In honour of At. Patrick's Day I thought I would post some photos we took of the Temple Bar district in Dublin.
Temple Bar (Irish: Barra an Teampaill) is an area on the south bank of the River Liffey in central Dublin, Ireland. Unlike the areas surrounding it, Temple Bar has preserved its medieval street pattern, with many narrow cobbled streets. It is promoted as "Dublin's cultural quarter" and has a lively nightlife that is popular with tourists.
The area is bounded by the Liffey to the north, Dame Street to the south, Westmoreland Street to the east and Fishamble Street to the west. It probably got its name from the Temple family, who lived in the area in the 17th century; Sir William Temple, provost of Trinity College Dublin in 1609, had his house and gardens here. However it got its name, the earliest historical reference to the name Temple Bar is on a 1673 map.
Fishamble Street in Temple Bar was the location of the first performance of Handel's Messiah on 13 April 1742. An annual performance of theMessiah is held on the same date at the same location. The republican revolutionary group, the Society of the United Irishmen, was formed at a meeting in a tavern in Eustace Street in 1791.

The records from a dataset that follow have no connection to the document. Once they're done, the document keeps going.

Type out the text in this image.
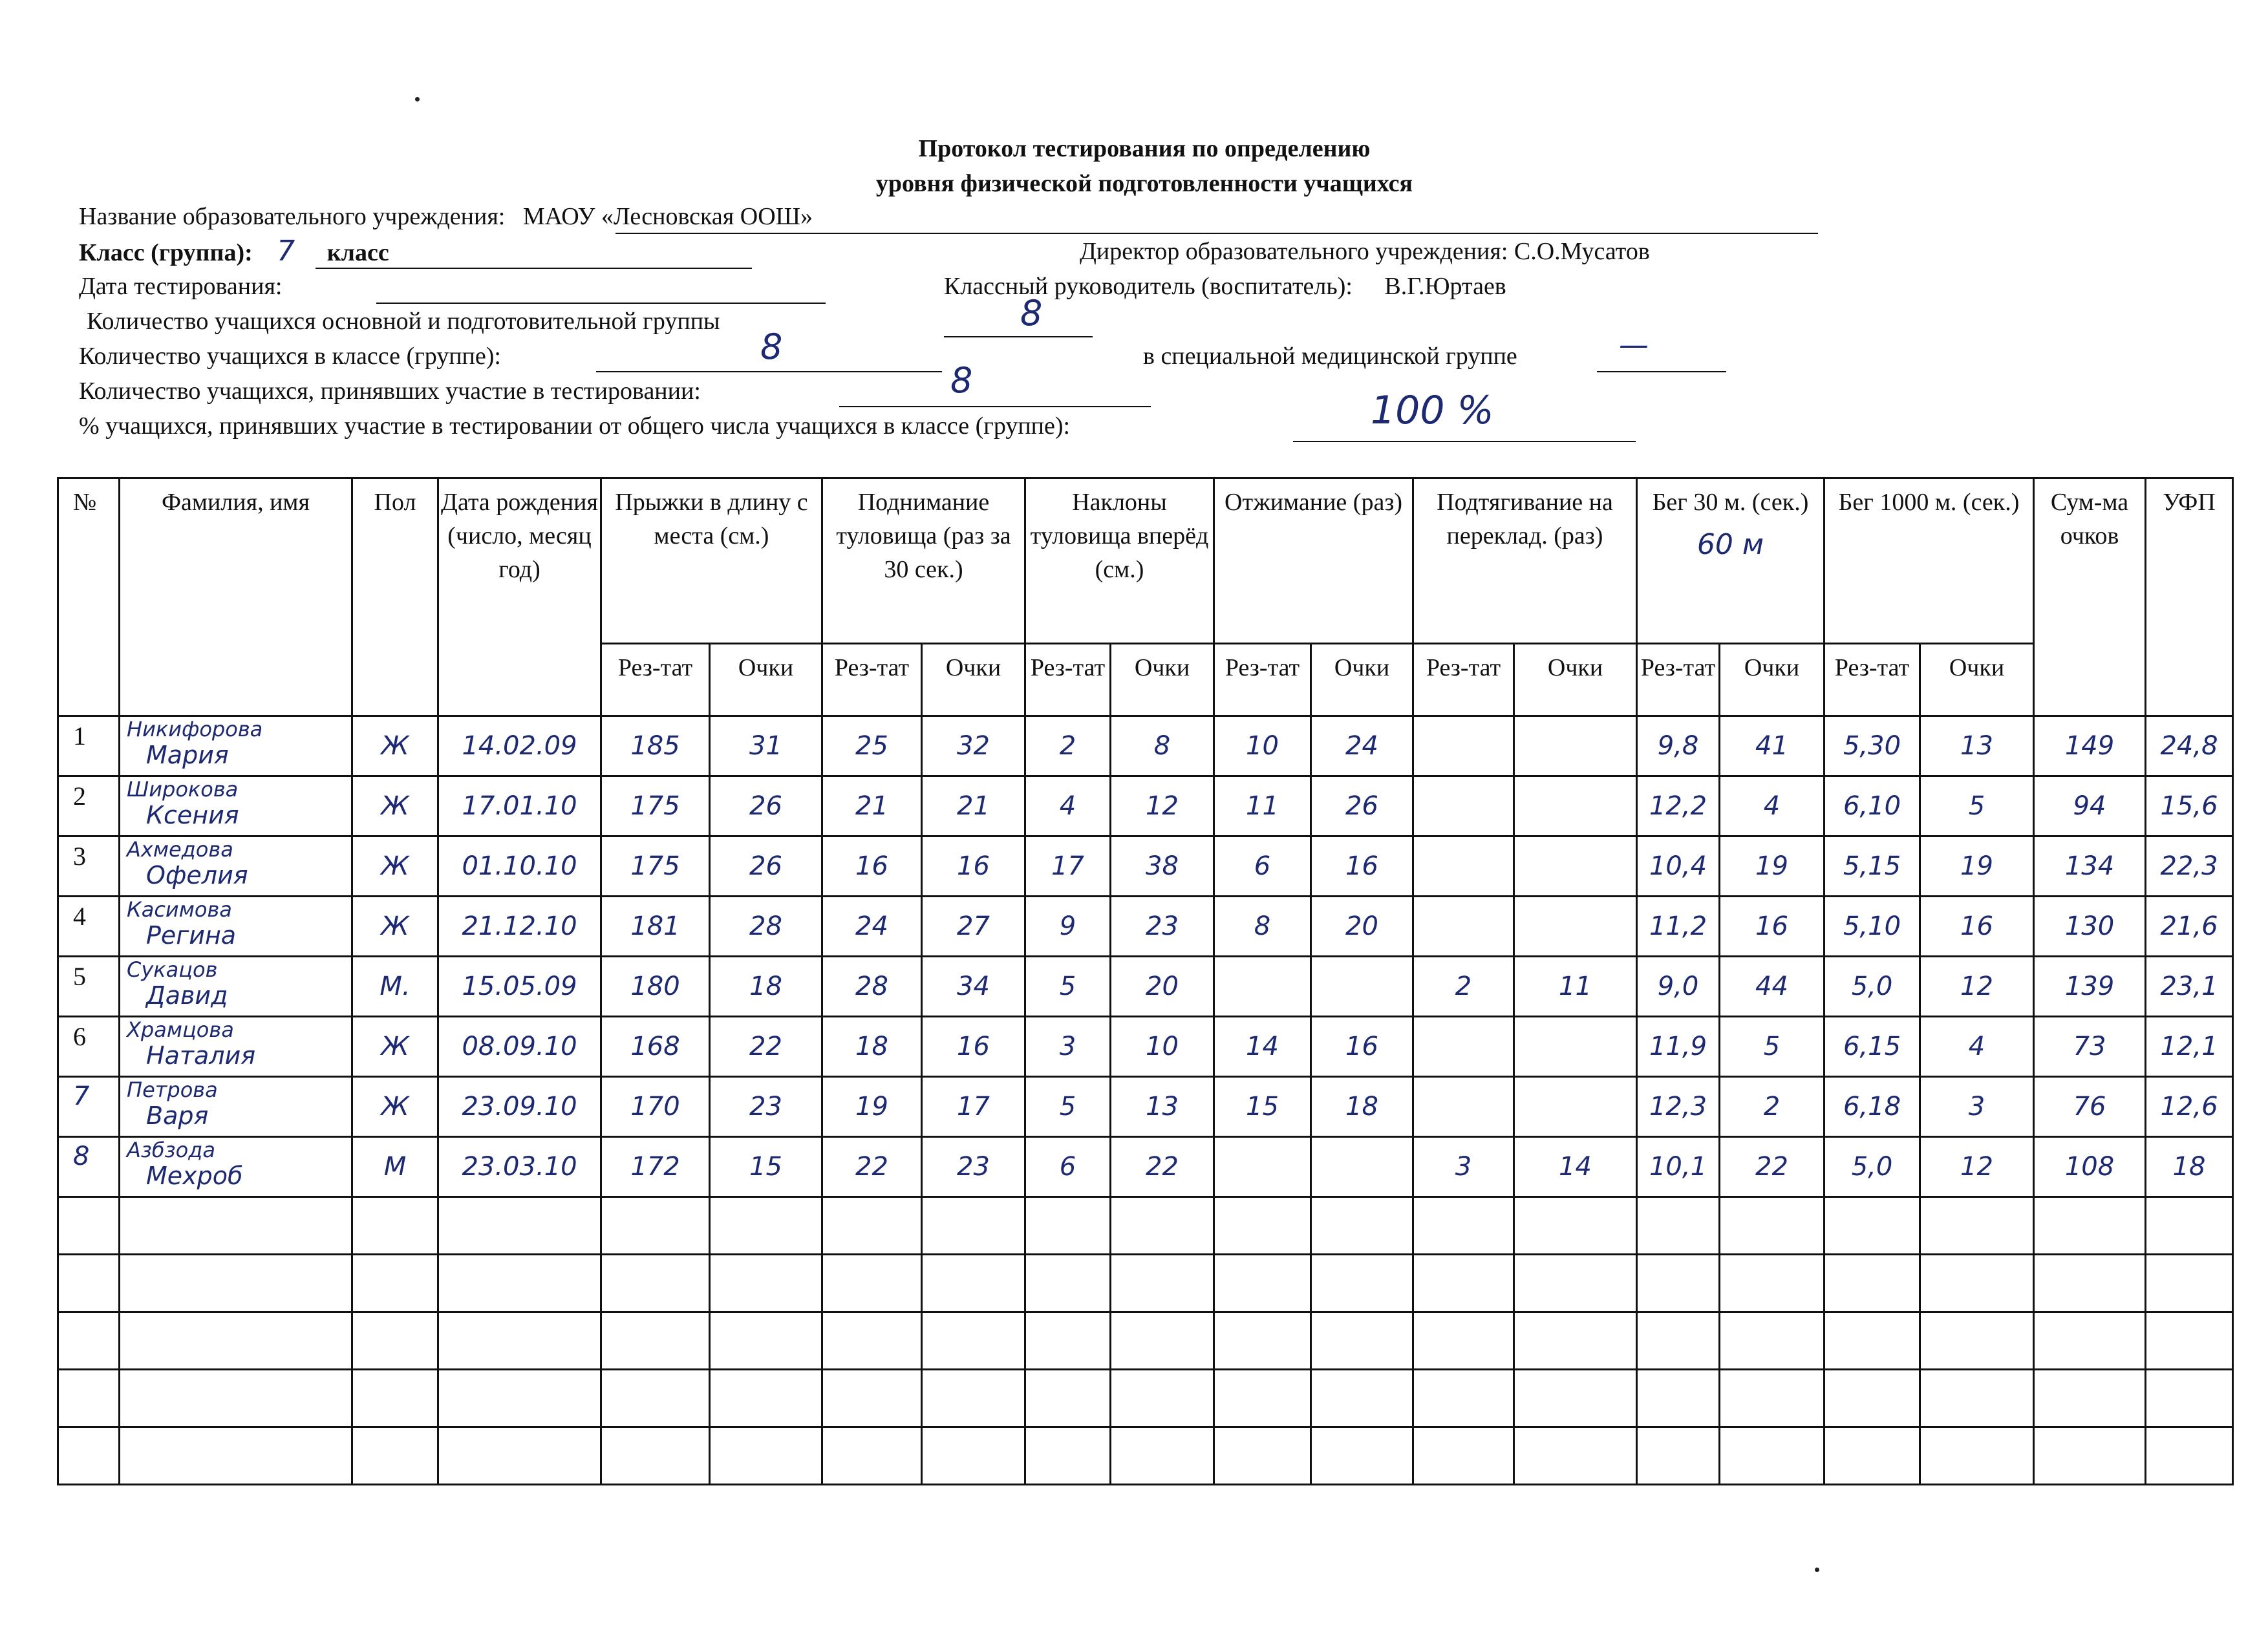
Протокол тестирования по определению
уровня физической подготовленности учащихся
Название образовательного учреждения: МАОУ «Лесновская ООШ»
Класс (группа): 7 класс	Директор образовательного учреждения: С.О.Мусатов
Дата тестирования:	Классный руководитель (воспитатель): В.Г.Юртаев
Количество учащихся основной и подготовительной группы	8
Количество учащихся в классе (группе):	8	в специальной медицинской группе	—
Количество учащихся, принявших участие в тестировании:	8
% учащихся, принявших участие в тестировании от общего числа учащихся в классе (группе):	100 %
№	Фамилия, имя	Пол	Дата рождения (число, месяц год)	Прыжки в длину с места (см.)		Поднимание туловища (раз за 30 сек.)		Наклоны туловища вперёд (см.)		Отжимание (раз)		Подтягивание на переклад. (раз)		Бег 30 м. (сек.)
60 м		Бег 1000 м. (сек.)		Сум-ма очков	УФП
				Рез-тат	Очки	Рез-тат	Очки	Рез-тат	Очки	Рез-тат	Очки	Рез-тат	Очки	Рез-тат	Очки	Рез-тат	Очки		
1	Никифорова
Мария	Ж	14.02.09	185	31	25	32	2	8	10	24			9,8	41	5,30	13	149	24,8
2	Широкова
Ксения	Ж	17.01.10	175	26	21	21	4	12	11	26			12,2	4	6,10	5	94	15,6
3	Ахмедова
Офелия	Ж	01.10.10	175	26	16	16	17	38	6	16			10,4	19	5,15	19	134	22,3
4	Касимова
Регина	Ж	21.12.10	181	28	24	27	9	23	8	20			11,2	16	5,10	16	130	21,6
5	Сукацов
Давид	М.	15.05.09	180	18	28	34	5	20			2	11	9,0	44	5,0	12	139	23,1
6	Храмцова
Наталия	Ж	08.09.10	168	22	18	16	3	10	14	16			11,9	5	6,15	4	73	12,1
7	Петрова
Варя	Ж	23.09.10	170	23	19	17	5	13	15	18			12,3	2	6,18	3	76	12,6
8	Азбзода
Мехроб	М	23.03.10	172	15	22	23	6	22			3	14	10,1	22	5,0	12	108	18
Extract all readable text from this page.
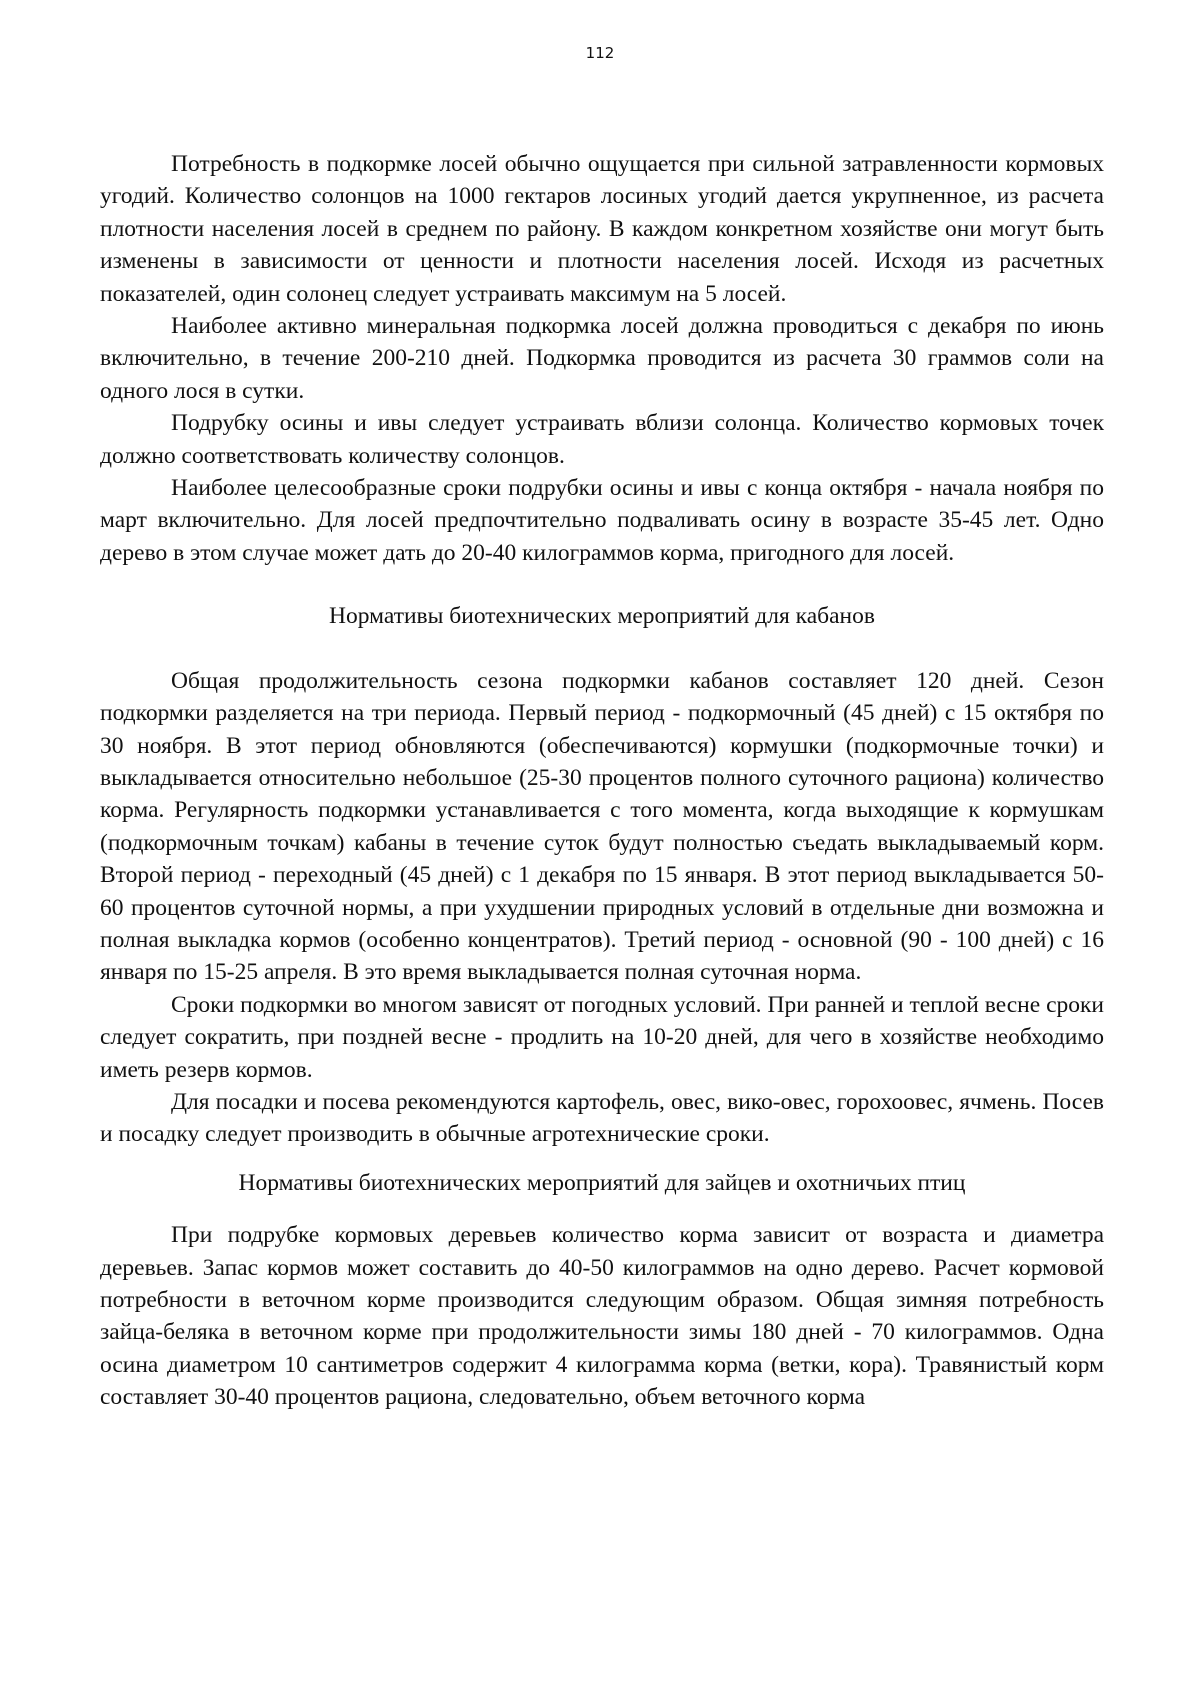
112

Потребность в подкормке лосей обычно ощущается при сильной затравленности кормовых угодий. Количество солонцов на 1000 гектаров лосиных угодий дается укрупненное, из расчета плотности населения лосей в среднем по району. В каждом конкретном хозяйстве они могут быть изменены в зависимости от ценности и плотности населения лосей. Исходя из расчетных показателей, один солонец следует устраивать максимум на 5 лосей.

Наиболее активно минеральная подкормка лосей должна проводиться с декабря по июнь включительно, в течение 200-210 дней. Подкормка проводится из расчета 30 граммов соли на одного лося в сутки.

Подрубку осины и ивы следует устраивать вблизи солонца. Количество кормовых точек должно соответствовать количеству солонцов.

Наиболее целесообразные сроки подрубки осины и ивы с конца октября - начала ноября по март включительно. Для лосей предпочтительно подваливать осину в возрасте 35-45 лет. Одно дерево в этом случае может дать до 20-40 килограммов корма, пригодного для лосей.

Нормативы биотехнических мероприятий для кабанов

Общая продолжительность сезона подкормки кабанов составляет 120 дней. Сезон подкормки разделяется на три периода. Первый период - подкормочный (45 дней) с 15 октября по 30 ноября. В этот период обновляются (обеспечиваются) кормушки (подкормочные точки) и выкладывается относительно небольшое (25-30 процентов полного суточного рациона) количество корма. Регулярность подкормки устанавливается с того момента, когда выходящие к кормушкам (подкормочным точкам) кабаны в течение суток будут полностью съедать выкладываемый корм. Второй период - переходный (45 дней) с 1 декабря по 15 января. В этот период выкладывается 50-60 процентов суточной нормы, а при ухудшении природных условий в отдельные дни возможна и полная выкладка кормов (особенно концентратов). Третий период - основной (90 - 100 дней) с 16 января по 15-25 апреля. В это время выкладывается полная суточная норма.

Сроки подкормки во многом зависят от погодных условий. При ранней и теплой весне сроки следует сократить, при поздней весне - продлить на 10-20 дней, для чего в хозяйстве необходимо иметь резерв кормов.

Для посадки и посева рекомендуются картофель, овес, вико-овес, горохоовес, ячмень. Посев и посадку следует производить в обычные агротехнические сроки.

Нормативы биотехнических мероприятий для зайцев и охотничьих птиц

При подрубке кормовых деревьев количество корма зависит от возраста и диаметра деревьев. Запас кормов может составить до 40-50 килограммов на одно дерево. Расчет кормовой потребности в веточном корме производится следующим образом. Общая зимняя потребность зайца-беляка в веточном корме при продолжительности зимы 180 дней - 70 килограммов. Одна осина диаметром 10 сантиметров содержит 4 килограмма корма (ветки, кора). Травянистый корм составляет 30-40 процентов рациона, следовательно, объем веточного корма
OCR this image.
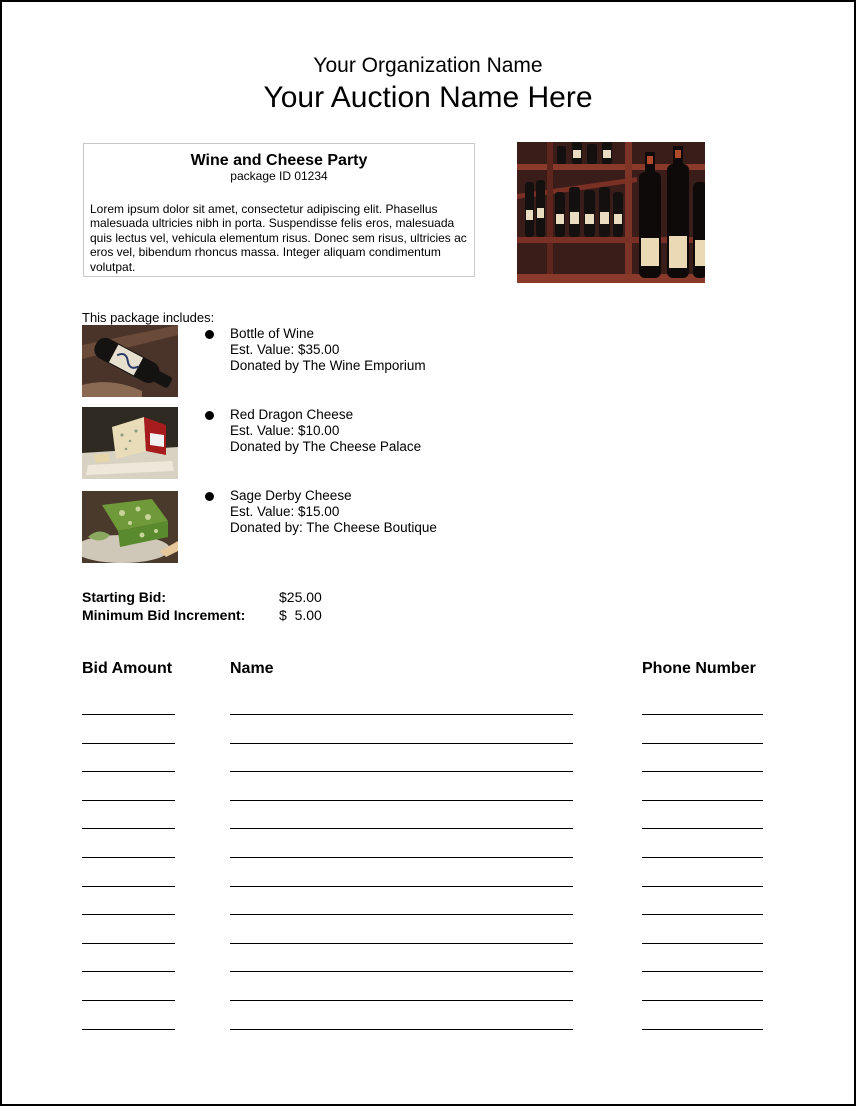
Your Organization Name
Your Auction Name Here
Wine and Cheese Party
package ID 01234
Lorem ipsum dolor sit amet, consectetur adipiscing elit. Phasellus malesuada ultricies nibh in porta. Suspendisse felis eros, malesuada quis lectus vel, vehicula elementum risus. Donec sem risus, ultricies ac eros vel, bibendum rhoncus massa. Integer aliquam condimentum volutpat.
This package includes:
Bottle of Wine
Est. Value: $35.00
Donated by The Wine Emporium
Red Dragon Cheese
Est. Value: $10.00
Donated by The Cheese Palace
Sage Derby Cheese
Est. Value: $15.00
Donated by: The Cheese Boutique
Starting Bid:	$25.00
Minimum Bid Increment: $  5.00
Bid Amount	Name	Phone Number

During the 19th century, the area slowly declined in popularity, and in the 20th century, it suffered from urban decay, with many derelict buildings. Its unfashionability probably saved it from Dublin's property developers, who destroyed much of the city's historic architecture during the 1960s.
The area is the location of many Irish cultural institutions, including the Irish Photography Centre (incorporating the Dublin Institute of Photography, the National Photographic Archives and the Gallery of Photography), the Ark Children's Cultural Centre, the Irish Film Institute, incorporating the Irish Film Archive, the Temple Bar Music Centre, the Arthouse Multimedia Centre, Temple Bar Gallery and Studio, the Project Arts Centre, the Gaiety School of Acting, IBaT College (City Centre), as well as the Irish Stock Exchange and the Central Bank of Ireland.